Ada seorang pasien dengan fraktur humerus dextra (tulang paha kanan) akibat kecelakaan
lalu lintas, lalu dioperasi untuk pemasangan plat, pasca operasi keadaan pasien sudah
membaik, lalu pasien dipulangkan dengan catatan harus kotrol secara rutin. Namun, pasien
hanya datang satu kali untuk kontrol jahitan, selanjutnya pasien tidak pernah datang lagi.
Dimana seharusnya pasien datang untuk kontrol perkembangan proses penyembuhannya.
3 bulan kemudian pasien kembali datang ke RS dengan keluhan paha kanannya nyeri dan
bengkak. Didapati patah tulang berulang pada paha kanan. Lalu pasien menuntut ganti rugi
karena keadaannya tersebut.
Dari sudut pandang pasien, “PASIEN MENUDUH DOKTER MENGGUNAKAN PLAT YANG
KUALITASNYA TIDAK BAGUS”.
Dari sudut pandang dokter, “KEJADIAN INI TERJADI KARENA PASIEN TIDAK
KONTROL, SESUAI DENGAN ANJURAN DOKTER, SEHINGGA PROSES
PENYEMBUHANNYA TIDAK TERPANTAU DAN ADA KEMUNGKINAN PASIEN
MELAKUKAN GERAKAN – GERAKAN YANG BELUM DIPERBOLEHKAN”.
Klinik, menurut Pasal 1 angka 1 Permenkes 28 Tahun 2011 tentang Klinik, adalah
fasilitas pelayanan kesehatan yang menyelenggarakan pelayanan kesehatan
perorangan yang menyediakan pelayanan medis dasar dan/atau spesialis
diselenggarakan lebih dari satu jenis tenaga kesehatan dan dipimpin oleh seorang
tenaga medis.
Klinik, menurut jenisnya dapat dibedakan menjadi dua macam yaitu klinik pratama dan
klinik utama. Klinik Pratama adalah klinik yang menyelenggarakan pelayanan medis
dasar. Sementara Klinik Utama merupakan klinik yang menyelenggarakan pelayanan
medis spesialis atau pelayanan medis dasar dan spesialis. Baik klinik pratama maupun
klinik utama, dapat mengkhususkan pelayanannya dalam bidang tertentu, sebagai
misal klinik bersalin, klinik ibu dan anak atau bidang lainnya.
Perlu ditegaskan lagi bahwa klinik pratama yang menyelenggarakan rawat inap, harus
memiliki izin dalam bentuk badan usaha. Mengenai kepemilikan klinik, dapat dimiliki
secara perorangan ataupun badan usaha.
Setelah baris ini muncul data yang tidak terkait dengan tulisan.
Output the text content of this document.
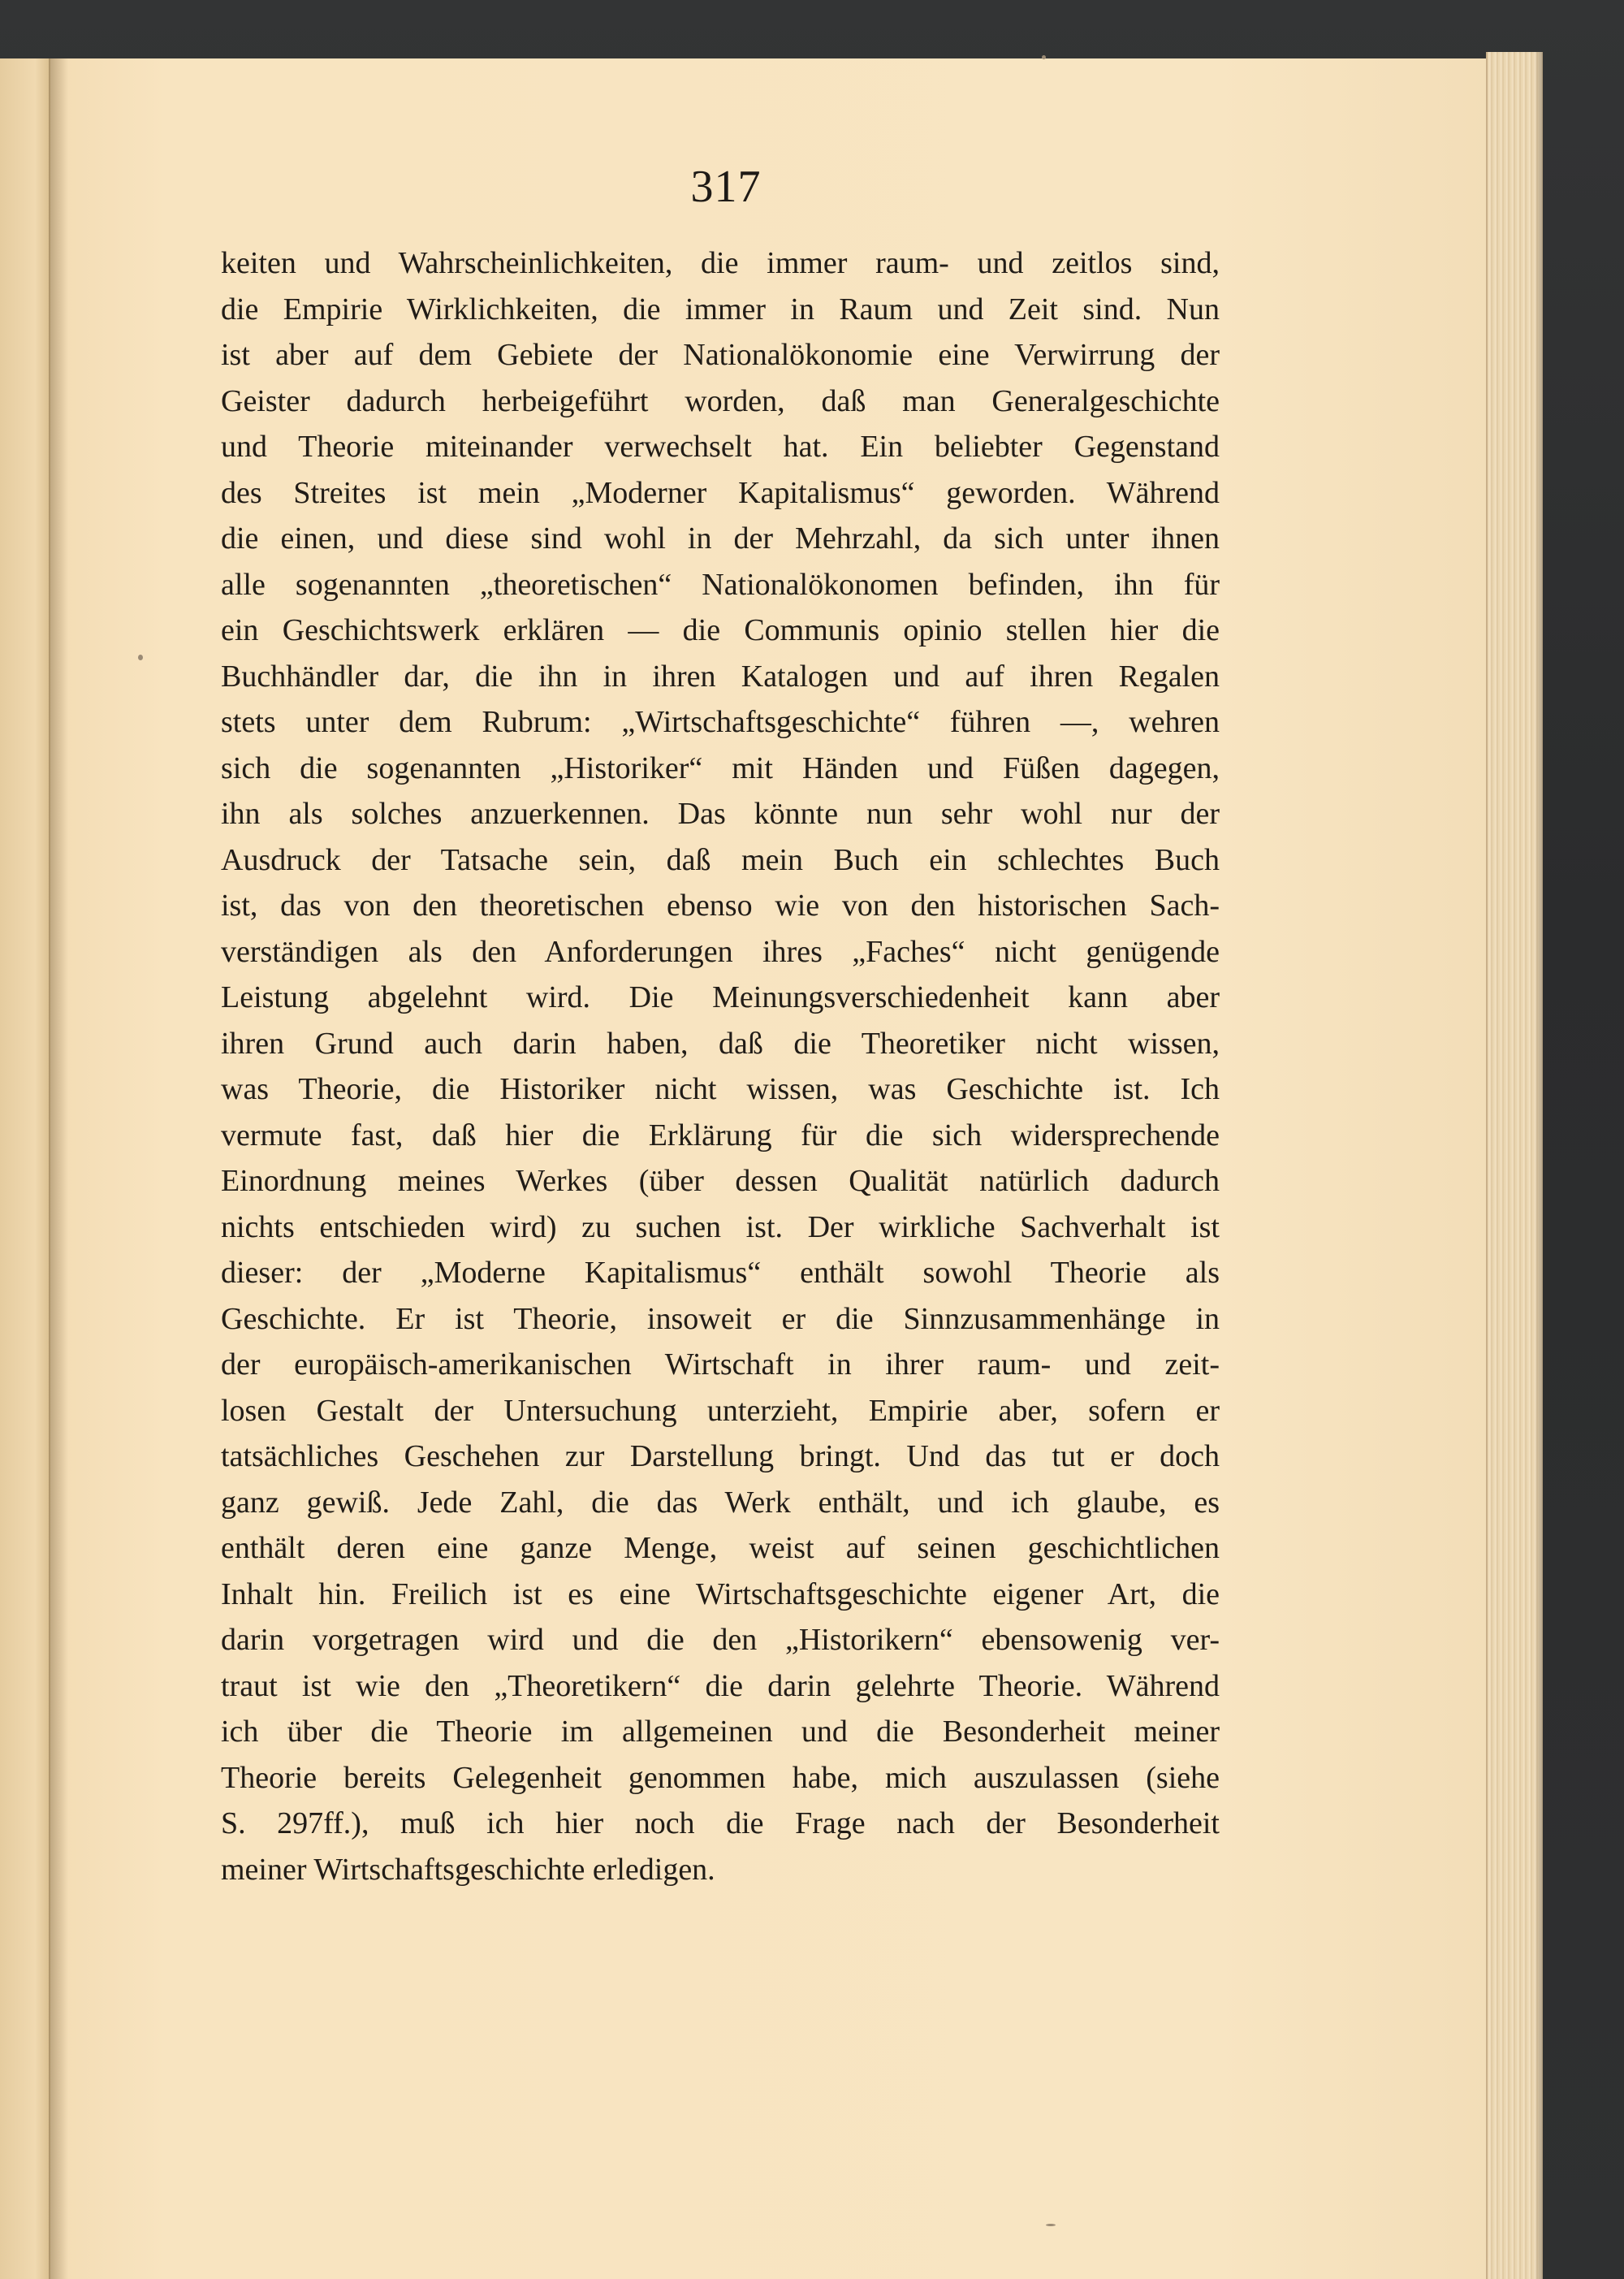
317
keiten und Wahrscheinlichkeiten, die immer raum- und zeitlos sind,
die Empirie Wirklichkeiten, die immer in Raum und Zeit sind. Nun
ist aber auf dem Gebiete der Nationalökonomie eine Verwirrung der
Geister dadurch herbeigeführt worden, daß man Generalgeschichte
und Theorie miteinander verwechselt hat. Ein beliebter Gegenstand
des Streites ist mein „Moderner Kapitalismus“ geworden. Während
die einen, und diese sind wohl in der Mehrzahl, da sich unter ihnen
alle sogenannten „theoretischen“ Nationalökonomen befinden, ihn für
ein Geschichtswerk erklären — die Communis opinio stellen hier die
Buchhändler dar, die ihn in ihren Katalogen und auf ihren Regalen
stets unter dem Rubrum: „Wirtschaftsgeschichte“ führen —, wehren
sich die sogenannten „Historiker“ mit Händen und Füßen dagegen,
ihn als solches anzuerkennen. Das könnte nun sehr wohl nur der
Ausdruck der Tatsache sein, daß mein Buch ein schlechtes Buch
ist, das von den theoretischen ebenso wie von den historischen Sach-
verständigen als den Anforderungen ihres „Faches“ nicht genügende
Leistung abgelehnt wird. Die Meinungsverschiedenheit kann aber
ihren Grund auch darin haben, daß die Theoretiker nicht wissen,
was Theorie, die Historiker nicht wissen, was Geschichte ist. Ich
vermute fast, daß hier die Erklärung für die sich widersprechende
Einordnung meines Werkes (über dessen Qualität natürlich dadurch
nichts entschieden wird) zu suchen ist. Der wirkliche Sachverhalt ist
dieser: der „Moderne Kapitalismus“ enthält sowohl Theorie als
Geschichte. Er ist Theorie, insoweit er die Sinnzusammenhänge in
der europäisch-amerikanischen Wirtschaft in ihrer raum- und zeit-
losen Gestalt der Untersuchung unterzieht, Empirie aber, sofern er
tatsächliches Geschehen zur Darstellung bringt. Und das tut er doch
ganz gewiß. Jede Zahl, die das Werk enthält, und ich glaube, es
enthält deren eine ganze Menge, weist auf seinen geschichtlichen
Inhalt hin. Freilich ist es eine Wirtschaftsgeschichte eigener Art, die
darin vorgetragen wird und die den „Historikern“ ebensowenig ver-
traut ist wie den „Theoretikern“ die darin gelehrte Theorie. Während
ich über die Theorie im allgemeinen und die Besonderheit meiner
Theorie bereits Gelegenheit genommen habe, mich auszulassen (siehe
S. 297ff.), muß ich hier noch die Frage nach der Besonderheit
meiner Wirtschaftsgeschichte erledigen.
Bagi klinik yang menyelenggarakan rawat
inap maka klinik tersebut harus menyediakan fasilitas-fasilitas yang mencakup:
1. Ruang rawat inap yang memenuhi persyaratan;
2. Minimal 5 bed, maksimal 10 bed, dengan lama inap maksimal 5 hari;
3. Tenaga medis dan keperawatan sesuai jumlah dan kualifikasi;
4. Dapur gizi;
5. Pelayanan laboratorium klinik pratama.